We assess that 2022 will likely keep our responders as busy as 2021 since the underlying factors that impacted our IR caseload will likely continue or increase. We are currently monitoring the following trends in the upcoming year:

  1. Log4J vulnerabilities have caused widespread concern among customers and the security community at large, though so far CTIR has not observed much post-compromise or confirmed adversary activity. However, we could easily see an increase in related incidents in 2022. As many researchers have pointed out, this incident has far-reaching implications based on Log4J’s wide use within enterprises, the difficulty some organizations might have in finding and patching everything that is vulnerable, and the already documented APTs that have begun to leverage it. We expect that many adversaries may gain access to victims’ networks via Log4J, only to lay dormant for months as they conduct reconnaissance and plan subsequent attacks, as many sophisticated threat actors often do. Therefore, while we have not seen many related CTIR engagements yet, it is likely that we will observe future incidents in which we determine Log4J was the initial infection vector.
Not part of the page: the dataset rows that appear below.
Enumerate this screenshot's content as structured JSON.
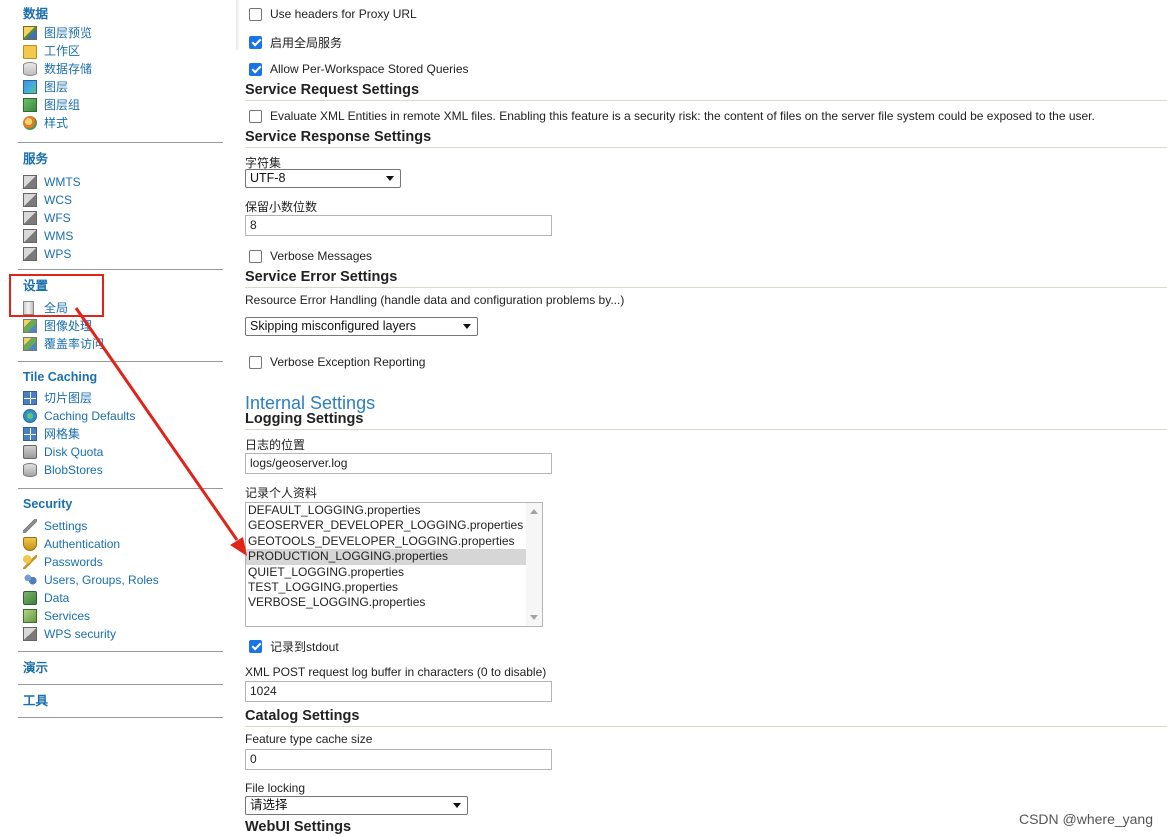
{
  "sidebar": {
    "data": {
      "title": "数据",
      "items": [
        {
          "label": "图层预览",
          "icon": "layer-preview-icon"
        },
        {
          "label": "工作区",
          "icon": "folder-icon"
        },
        {
          "label": "数据存储",
          "icon": "database-icon"
        },
        {
          "label": "图层",
          "icon": "layer-icon"
        },
        {
          "label": "图层组",
          "icon": "layer-group-icon"
        },
        {
          "label": "样式",
          "icon": "style-icon"
        }
      ]
    },
    "services": {
      "title": "服务",
      "items": [
        {
          "label": "WMTS",
          "icon": "service-icon"
        },
        {
          "label": "WCS",
          "icon": "service-icon"
        },
        {
          "label": "WFS",
          "icon": "service-icon"
        },
        {
          "label": "WMS",
          "icon": "service-icon"
        },
        {
          "label": "WPS",
          "icon": "service-icon"
        }
      ]
    },
    "settings": {
      "title": "设置",
      "items": [
        {
          "label": "全局",
          "icon": "server-icon"
        },
        {
          "label": "图像处理",
          "icon": "image-icon"
        },
        {
          "label": "覆盖率访问",
          "icon": "image-icon"
        }
      ]
    },
    "tile_caching": {
      "title": "Tile Caching",
      "items": [
        {
          "label": "切片图层",
          "icon": "grid-icon"
        },
        {
          "label": "Caching Defaults",
          "icon": "globe-icon"
        },
        {
          "label": "网格集",
          "icon": "grid-icon"
        },
        {
          "label": "Disk Quota",
          "icon": "disk-icon"
        },
        {
          "label": "BlobStores",
          "icon": "blobstore-icon"
        }
      ]
    },
    "security": {
      "title": "Security",
      "items": [
        {
          "label": "Settings",
          "icon": "wrench-icon"
        },
        {
          "label": "Authentication",
          "icon": "shield-icon"
        },
        {
          "label": "Passwords",
          "icon": "key-icon"
        },
        {
          "label": "Users, Groups, Roles",
          "icon": "users-icon"
        },
        {
          "label": "Data",
          "icon": "data-icon"
        },
        {
          "label": "Services",
          "icon": "services-security-icon"
        },
        {
          "label": "WPS security",
          "icon": "wps-icon"
        }
      ]
    },
    "demo": {
      "title": "演示"
    },
    "tools": {
      "title": "工具"
    }
  },
  "main": {
    "top_checkboxes": [
      {
        "label": "Use headers for Proxy URL",
        "checked": false
      },
      {
        "label": "启用全局服务",
        "checked": true
      },
      {
        "label": "Allow Per-Workspace Stored Queries",
        "checked": true
      }
    ],
    "service_request": {
      "heading": "Service Request Settings",
      "evaluate_xml_label": "Evaluate XML Entities in remote XML files. Enabling this feature is a security risk: the content of files on the server file system could be exposed to the user.",
      "evaluate_xml_checked": false
    },
    "service_response": {
      "heading": "Service Response Settings",
      "charset_label": "字符集",
      "charset_value": "UTF-8",
      "decimals_label": "保留小数位数",
      "decimals_value": "8",
      "verbose_label": "Verbose Messages",
      "verbose_checked": false
    },
    "service_error": {
      "heading": "Service Error Settings",
      "handling_label": "Resource Error Handling (handle data and configuration problems by...)",
      "handling_value": "Skipping misconfigured layers",
      "verbose_exception_label": "Verbose Exception Reporting",
      "verbose_exception_checked": false
    },
    "internal_heading": "Internal Settings",
    "logging": {
      "heading": "Logging Settings",
      "location_label": "日志的位置",
      "location_value": "logs/geoserver.log",
      "profile_label": "记录个人资料",
      "profiles": [
        "DEFAULT_LOGGING.properties",
        "GEOSERVER_DEVELOPER_LOGGING.properties",
        "GEOTOOLS_DEVELOPER_LOGGING.properties",
        "PRODUCTION_LOGGING.properties",
        "QUIET_LOGGING.properties",
        "TEST_LOGGING.properties",
        "VERBOSE_LOGGING.properties"
      ],
      "selected_profile": "PRODUCTION_LOGGING.properties",
      "stdout_label": "记录到stdout",
      "stdout_checked": true,
      "xml_post_label": "XML POST request log buffer in characters (0 to disable)",
      "xml_post_value": "1024"
    },
    "catalog": {
      "heading": "Catalog Settings",
      "feature_cache_label": "Feature type cache size",
      "feature_cache_value": "0",
      "file_locking_label": "File locking",
      "file_locking_value": "请选择"
    },
    "webui_heading": "WebUI Settings"
  },
  "watermark": "CSDN @where_yang",
  "colors": {
    "link": "#1a6fae",
    "highlight": "#e2231a",
    "checkbox": "#1b73e8",
    "internal_heading": "#2b7fc3"
  }
}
  2. We believe that 2021 was a harbinger of things to come in terms of supply chain and third-party risk. When adversaries target a large MSP or open-source software incorporated into countless enterprise products, they greatly expand the potential pool of victims. CTIR expects supply chain and third-party risk to continue to pose a large threat to enterprise security, as numerous actors ranging from APTs to ransomware groups leverage these attacks to pivot to high-value targets.
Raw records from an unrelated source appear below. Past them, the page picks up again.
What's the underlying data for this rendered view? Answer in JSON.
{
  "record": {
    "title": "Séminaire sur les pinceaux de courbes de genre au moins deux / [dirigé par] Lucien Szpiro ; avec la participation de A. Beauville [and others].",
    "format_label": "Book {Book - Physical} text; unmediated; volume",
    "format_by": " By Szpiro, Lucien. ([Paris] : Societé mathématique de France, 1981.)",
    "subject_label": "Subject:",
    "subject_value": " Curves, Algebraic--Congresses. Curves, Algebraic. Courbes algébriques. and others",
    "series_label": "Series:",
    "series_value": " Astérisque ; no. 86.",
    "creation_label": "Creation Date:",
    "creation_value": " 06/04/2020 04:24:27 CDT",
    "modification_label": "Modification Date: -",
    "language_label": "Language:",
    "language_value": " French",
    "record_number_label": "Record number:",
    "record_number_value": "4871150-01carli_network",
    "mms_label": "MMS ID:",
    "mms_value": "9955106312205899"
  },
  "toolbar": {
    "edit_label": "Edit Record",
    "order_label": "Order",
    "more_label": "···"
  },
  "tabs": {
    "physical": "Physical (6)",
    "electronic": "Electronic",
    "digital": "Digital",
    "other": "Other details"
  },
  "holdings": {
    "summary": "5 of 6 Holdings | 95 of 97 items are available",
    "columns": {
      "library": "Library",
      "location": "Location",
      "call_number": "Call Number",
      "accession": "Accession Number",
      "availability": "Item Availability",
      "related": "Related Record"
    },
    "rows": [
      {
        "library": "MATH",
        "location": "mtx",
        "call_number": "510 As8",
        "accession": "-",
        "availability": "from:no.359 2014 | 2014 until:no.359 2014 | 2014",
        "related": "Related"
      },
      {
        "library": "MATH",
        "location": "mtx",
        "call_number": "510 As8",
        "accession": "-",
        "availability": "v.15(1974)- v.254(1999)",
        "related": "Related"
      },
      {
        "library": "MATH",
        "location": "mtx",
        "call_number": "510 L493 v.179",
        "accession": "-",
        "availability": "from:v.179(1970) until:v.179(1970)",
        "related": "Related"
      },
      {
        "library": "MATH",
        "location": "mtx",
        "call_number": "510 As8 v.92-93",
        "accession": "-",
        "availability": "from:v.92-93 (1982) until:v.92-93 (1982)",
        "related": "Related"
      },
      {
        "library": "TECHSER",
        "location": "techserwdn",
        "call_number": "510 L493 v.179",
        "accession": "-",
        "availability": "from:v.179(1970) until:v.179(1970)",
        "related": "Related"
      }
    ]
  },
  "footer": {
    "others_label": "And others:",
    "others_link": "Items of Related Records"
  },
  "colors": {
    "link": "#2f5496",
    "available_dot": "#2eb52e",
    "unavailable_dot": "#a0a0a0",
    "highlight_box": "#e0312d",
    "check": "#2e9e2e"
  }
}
  3. Going forward, we will be monitoring the recent revival of Emotet and whether the botnet has any new connections to ransomware operations. Some security researchers have speculated that Emotet may be used to deliver Conti, but we have yet to see this claim supported in our own IR engagements. We note that Emotet has recently been observed dropping Cobalt Strike soon after infection, which allows threat actors to more easily achieve lateral movement and deploy ransomware on key assets.
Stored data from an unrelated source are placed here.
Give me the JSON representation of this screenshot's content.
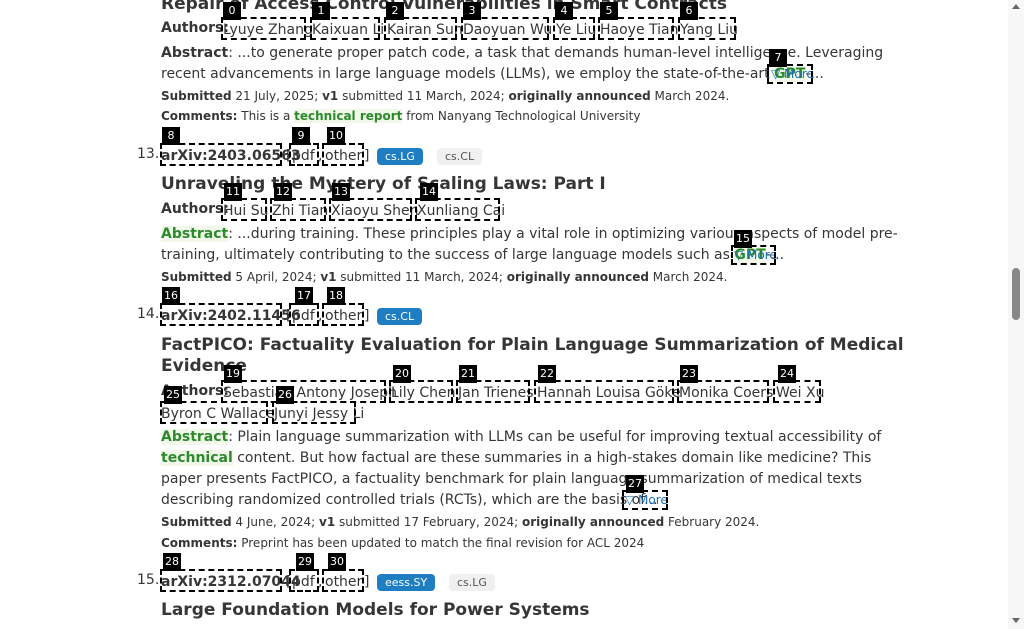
{
  "entries": [
    {
      "title": "Repair of Access Control Vulnerabilities in Smart Contracts",
      "authors_label": "Authors:",
      "authors": [
        "Lyuye Zhang",
        "Kaixuan Li",
        "Kairan Sun",
        "Daoyuan Wu",
        "Ye Liu",
        "Haoye Tian",
        "Yang Liu"
      ],
      "abstract_label": "Abstract",
      "abstract_line1": ": ...to generate proper patch code, a task that demands human-level intelligence. Leveraging",
      "abstract_line2_pre": "recent advancements in large language models (LLMs), we employ the state-of-the-art ",
      "abstract_line2_hl": "GPT",
      "abstract_line2_post": "-...",
      "more": "▽ More",
      "submitted_label": "Submitted",
      "submitted": " 21 July, 2025; ",
      "v1": "v1",
      "v1_text": " submitted 11 March, 2024; ",
      "orig_label": "originally announced",
      "orig": " March 2024.",
      "comments_label": "Comments:",
      "comments_pre": " This is a ",
      "comments_hl": "technical report",
      "comments_post": " from Nanyang Technological University"
    },
    {
      "number": "13.",
      "arxiv": "arXiv:2403.06563",
      "pdf": "pdf",
      "other": "other",
      "tags": [
        "cs.LG",
        "cs.CL"
      ],
      "title": "Unraveling the Mystery of Scaling Laws: Part I",
      "authors_label": "Authors:",
      "authors": [
        "Hui Su",
        "Zhi Tian",
        "Xiaoyu Shen",
        "Xunliang Cai"
      ],
      "abstract_label": "Abstract",
      "abstract_line1": ": ...during training. These principles play a vital role in optimizing various aspects of model pre-",
      "abstract_line2_pre": "training, ultimately contributing to the success of large language models such as ",
      "abstract_line2_hl": "GPT",
      "abstract_line2_post": "-...",
      "more": "▽ More",
      "submitted_label": "Submitted",
      "submitted": " 5 April, 2024; ",
      "v1": "v1",
      "v1_text": " submitted 11 March, 2024; ",
      "orig_label": "originally announced",
      "orig": " March 2024."
    },
    {
      "number": "14.",
      "arxiv": "arXiv:2402.11456",
      "pdf": "pdf",
      "other": "other",
      "tags": [
        "cs.CL"
      ],
      "title_line1": "FactPICO: Factuality Evaluation for Plain Language Summarization of Medical",
      "title_line2": "Evidence",
      "authors_label": "Authors:",
      "authors": [
        "Sebastian Antony Joseph",
        "Lily Chen",
        "Jan Trienes",
        "Hannah Louisa Göke",
        "Monika Coers",
        "Wei Xu",
        "Byron C Wallace",
        "Junyi Jessy Li"
      ],
      "abstract_label": "Abstract",
      "abstract_line1": ": Plain language summarization with LLMs can be useful for improving textual accessibility of",
      "abstract_line2_hl": "technical",
      "abstract_line2_post": " content. But how factual are these summaries in a high-stakes domain like medicine? This",
      "abstract_line3": "paper presents FactPICO, a factuality benchmark for plain language summarization of medical texts",
      "abstract_line4": "describing randomized controlled trials (RCTs), which are the basis of...",
      "more": "▽ More",
      "submitted_label": "Submitted",
      "submitted": " 4 June, 2024; ",
      "v1": "v1",
      "v1_text": " submitted 17 February, 2024; ",
      "orig_label": "originally announced",
      "orig": " February 2024.",
      "comments_label": "Comments:",
      "comments_text": " Preprint has been updated to match the final revision for ACL 2024"
    },
    {
      "number": "15.",
      "arxiv": "arXiv:2312.07044",
      "pdf": "pdf",
      "other": "other",
      "tags": [
        "eess.SY",
        "cs.LG"
      ],
      "title": "Large Foundation Models for Power Systems"
    }
  ],
  "bracket_open": "[",
  "bracket_close": "]",
  "comma": ",",
  "badges": [
    "0",
    "1",
    "2",
    "3",
    "4",
    "5",
    "6",
    "7",
    "8",
    "9",
    "10",
    "11",
    "12",
    "13",
    "14",
    "15",
    "16",
    "17",
    "18",
    "19",
    "20",
    "21",
    "22",
    "23",
    "24",
    "25",
    "26",
    "27",
    "28",
    "29",
    "30"
  ]
}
  4. We are also monitoring the impact of U.S. President Joe Biden’s whole-of-government approach to countering the ransomware threat, which so far has included initiatives enacted by the Treasury Department, Department of Justice, and other agencies to disrupt ransomware actor’s ability to operate. Many of these initiatives will likely have ripple effects that have yet to be seen. We suspect that as U.S. officials prioritize countering the ransomware threat, we will see groups continue to shut down operations or rebrand under new monikers, become more restrictive about members joining their RaaS ranks, and attempt to improve their operational security. In one likely related development, we are continuing to monitor some changes on underground cybercrime forums that have likely been in response to the recent law enforcement crackdown on REvil and other ransomware operators. Some forums, like XSS and Exploit, appear to be tightening their restrictions on ransomware-related sales — including deleting posts and banning users — while others, like RAMP, have explicitly stated that they will not take such actions. Such changes could impact the ransomware threat landscape in terms of the proliferation of new adversaries, ransom negotiations, and open-source monitoring of ransomware groups, particularly if U.S. officials continue to aggressively enact new measures aimed at disrupting ransomware operators, as we saw them do in 2021.